Total economic losses from natural catastrophes and man-made disasters amounted to US$175 billion in 2016, almost twice the $94 billion seen in 2015, the latest sigma study from the Swiss Re Institute says.
Global insured losses from disasters were $54 billion in 2016, up from $38 billion in the previous year.
The losses in 2016 – both economic and insured – were the highest since 2012 and reversed the downtrend of the last four years. This was due to a high number of sizable disaster events, including earthquakes, storms, floods and wildfires in 2016, across all regions.
Some events struck areas with high insurance penetration, which accounted for the 42% increase in insured losses. That also means that many people in those areas were better equipped to recover from the shock of a disaster, for example with prompt settlement of their insurance claims.

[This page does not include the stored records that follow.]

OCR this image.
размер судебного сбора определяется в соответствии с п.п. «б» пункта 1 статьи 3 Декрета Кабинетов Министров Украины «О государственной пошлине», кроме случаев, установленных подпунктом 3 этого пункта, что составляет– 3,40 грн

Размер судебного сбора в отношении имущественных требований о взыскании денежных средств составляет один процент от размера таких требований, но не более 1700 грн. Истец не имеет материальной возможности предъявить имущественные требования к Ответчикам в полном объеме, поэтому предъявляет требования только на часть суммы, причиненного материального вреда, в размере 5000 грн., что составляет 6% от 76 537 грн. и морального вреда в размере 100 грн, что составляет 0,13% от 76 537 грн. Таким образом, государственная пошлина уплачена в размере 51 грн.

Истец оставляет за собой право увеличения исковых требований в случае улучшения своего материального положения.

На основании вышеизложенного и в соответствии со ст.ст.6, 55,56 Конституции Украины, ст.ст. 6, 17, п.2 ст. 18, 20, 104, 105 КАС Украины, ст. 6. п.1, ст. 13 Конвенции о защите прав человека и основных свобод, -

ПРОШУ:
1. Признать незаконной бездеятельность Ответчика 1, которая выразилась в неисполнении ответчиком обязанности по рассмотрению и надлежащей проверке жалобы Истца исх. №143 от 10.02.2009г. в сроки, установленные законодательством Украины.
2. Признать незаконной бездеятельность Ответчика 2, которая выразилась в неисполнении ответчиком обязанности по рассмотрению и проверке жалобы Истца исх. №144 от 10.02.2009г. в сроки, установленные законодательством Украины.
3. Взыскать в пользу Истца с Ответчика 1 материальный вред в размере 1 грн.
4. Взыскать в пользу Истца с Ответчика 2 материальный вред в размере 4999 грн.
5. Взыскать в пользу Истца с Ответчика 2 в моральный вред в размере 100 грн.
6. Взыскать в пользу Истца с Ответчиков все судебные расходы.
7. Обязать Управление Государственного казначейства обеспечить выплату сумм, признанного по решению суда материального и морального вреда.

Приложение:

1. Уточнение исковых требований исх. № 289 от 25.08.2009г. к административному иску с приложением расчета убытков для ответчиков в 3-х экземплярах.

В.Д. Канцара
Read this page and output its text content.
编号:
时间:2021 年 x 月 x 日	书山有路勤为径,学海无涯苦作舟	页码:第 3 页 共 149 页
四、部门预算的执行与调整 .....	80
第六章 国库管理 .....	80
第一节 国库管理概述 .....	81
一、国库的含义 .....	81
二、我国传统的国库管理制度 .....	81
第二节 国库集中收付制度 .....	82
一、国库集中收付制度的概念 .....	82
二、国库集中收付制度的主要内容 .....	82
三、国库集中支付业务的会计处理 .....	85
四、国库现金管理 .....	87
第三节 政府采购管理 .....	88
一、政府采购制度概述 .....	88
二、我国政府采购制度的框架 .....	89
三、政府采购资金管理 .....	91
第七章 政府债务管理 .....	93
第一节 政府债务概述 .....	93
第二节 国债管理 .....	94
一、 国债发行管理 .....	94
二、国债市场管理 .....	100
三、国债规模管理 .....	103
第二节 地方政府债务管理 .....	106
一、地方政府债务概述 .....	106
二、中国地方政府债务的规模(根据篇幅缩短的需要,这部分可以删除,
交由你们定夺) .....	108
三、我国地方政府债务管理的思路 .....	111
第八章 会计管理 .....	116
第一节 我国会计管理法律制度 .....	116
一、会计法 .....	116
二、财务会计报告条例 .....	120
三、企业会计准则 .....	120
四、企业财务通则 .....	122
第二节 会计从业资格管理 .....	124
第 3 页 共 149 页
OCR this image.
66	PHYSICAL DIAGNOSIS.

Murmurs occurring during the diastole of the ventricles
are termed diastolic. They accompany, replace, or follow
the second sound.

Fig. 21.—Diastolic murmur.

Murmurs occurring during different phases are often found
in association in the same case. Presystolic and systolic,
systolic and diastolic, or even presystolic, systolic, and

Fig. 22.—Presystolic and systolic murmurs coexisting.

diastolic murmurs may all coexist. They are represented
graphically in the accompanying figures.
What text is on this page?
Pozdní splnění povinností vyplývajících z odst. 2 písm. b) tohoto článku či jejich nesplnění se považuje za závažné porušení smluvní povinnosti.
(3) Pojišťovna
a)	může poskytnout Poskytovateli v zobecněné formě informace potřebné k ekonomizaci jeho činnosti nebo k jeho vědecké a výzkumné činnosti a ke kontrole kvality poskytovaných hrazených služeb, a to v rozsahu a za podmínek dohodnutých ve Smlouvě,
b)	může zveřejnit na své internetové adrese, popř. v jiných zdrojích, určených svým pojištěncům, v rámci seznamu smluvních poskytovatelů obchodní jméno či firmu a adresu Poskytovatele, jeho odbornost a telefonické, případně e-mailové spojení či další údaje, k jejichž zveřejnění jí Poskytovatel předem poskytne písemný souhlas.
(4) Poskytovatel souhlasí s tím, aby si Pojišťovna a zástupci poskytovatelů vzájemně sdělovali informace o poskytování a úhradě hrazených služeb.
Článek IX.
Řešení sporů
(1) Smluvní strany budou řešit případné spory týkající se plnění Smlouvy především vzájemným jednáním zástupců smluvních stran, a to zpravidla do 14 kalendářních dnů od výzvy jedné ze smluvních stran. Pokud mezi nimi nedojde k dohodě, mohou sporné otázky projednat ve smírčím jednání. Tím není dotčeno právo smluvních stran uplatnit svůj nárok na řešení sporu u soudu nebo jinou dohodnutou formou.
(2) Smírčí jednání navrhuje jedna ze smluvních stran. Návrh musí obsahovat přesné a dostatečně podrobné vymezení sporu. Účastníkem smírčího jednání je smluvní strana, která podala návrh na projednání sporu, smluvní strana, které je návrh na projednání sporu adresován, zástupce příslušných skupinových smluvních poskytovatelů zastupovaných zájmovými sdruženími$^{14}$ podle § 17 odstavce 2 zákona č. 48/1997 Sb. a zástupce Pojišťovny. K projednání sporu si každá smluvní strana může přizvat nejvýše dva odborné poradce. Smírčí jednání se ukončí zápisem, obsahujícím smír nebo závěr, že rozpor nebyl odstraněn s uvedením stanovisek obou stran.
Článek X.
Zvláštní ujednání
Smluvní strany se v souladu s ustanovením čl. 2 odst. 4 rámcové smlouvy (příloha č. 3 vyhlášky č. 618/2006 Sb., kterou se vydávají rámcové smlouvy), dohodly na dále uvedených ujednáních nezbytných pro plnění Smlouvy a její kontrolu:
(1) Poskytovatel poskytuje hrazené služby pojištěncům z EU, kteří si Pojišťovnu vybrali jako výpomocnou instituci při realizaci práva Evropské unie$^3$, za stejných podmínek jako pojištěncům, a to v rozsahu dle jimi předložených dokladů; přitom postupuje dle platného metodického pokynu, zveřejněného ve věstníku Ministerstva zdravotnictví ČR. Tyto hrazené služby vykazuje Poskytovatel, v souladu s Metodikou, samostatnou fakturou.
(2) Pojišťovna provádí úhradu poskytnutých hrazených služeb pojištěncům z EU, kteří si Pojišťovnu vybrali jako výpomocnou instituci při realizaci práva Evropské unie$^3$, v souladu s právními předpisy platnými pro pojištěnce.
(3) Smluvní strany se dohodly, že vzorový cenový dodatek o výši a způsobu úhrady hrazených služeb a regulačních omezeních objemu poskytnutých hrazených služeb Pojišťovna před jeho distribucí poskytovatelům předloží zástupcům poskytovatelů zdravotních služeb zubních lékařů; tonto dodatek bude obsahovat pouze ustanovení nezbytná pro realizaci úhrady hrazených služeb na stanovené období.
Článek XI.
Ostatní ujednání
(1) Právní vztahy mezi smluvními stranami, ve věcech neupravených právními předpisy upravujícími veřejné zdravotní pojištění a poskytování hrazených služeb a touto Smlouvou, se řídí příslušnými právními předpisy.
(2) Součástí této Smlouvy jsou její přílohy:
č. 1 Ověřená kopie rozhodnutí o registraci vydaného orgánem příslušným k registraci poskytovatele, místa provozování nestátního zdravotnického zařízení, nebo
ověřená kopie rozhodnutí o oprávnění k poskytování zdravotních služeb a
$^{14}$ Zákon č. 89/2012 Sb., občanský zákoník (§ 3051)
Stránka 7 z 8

Globally there were 327 disaster events in 2016, of which 191 were natural catastrophes and 136 were man-made. In total, the disasters resulted in economic losses of $175 billion, almost double the level in 2015.
As in the previous four years, Asia was worst hit in terms of the number of disaster events (128) and resulting economic losses (approximately $60 billion).
The earthquake on Kyushu Island, Japan in April inflicted the heaviest economic losses, estimated to be between $25 billion and $30 billion.
There were also many severe precipitation events in 2016, which in turn triggered major flooding over large areas.
In China, there was extensive flooding along the Yangtze River basin in July. The economic losses were estimated to be $22 billion, making it the costliest Yangtze River flood event since 1998. Here, however, with low insurance penetration, the insured losses were just $0.4 billion.
Worldwide, around 11 000 people lost their lives or went missing in disasters in 2016, down from more than 26 000 in 2015.
“In 2016, both economic and insured losses were close to their 10-year averages. Insured losses made up about 30% of total losses, with some areas faring much better because of higher insurance penetration,” says Kurt Karl, Chief Economist of Swiss Re.
The shortfall in insurance relative to total economic losses from all disaster events – the protection gap – was $121 billion in 2016. Insurance coverage is not universal. For example, while a high-level of insurance penetration in New Zealand meant that households and business were well equipped to recover from the damage caused by the quake that struck the South Island in October 2016, in Japan’s Kyushu Island only around 20% of the economic losses from the earthquake in April were covered by insurance.
And in Ecuador, the quake on the same day in April caused estimated economic losses of USD 4 billion, but insured losses of just $0.5 billion.
“In many parts of the world, insurance can play a much bigger role in helping households and communities recover from the losses and shock that disasters can inflict”, Karl continues.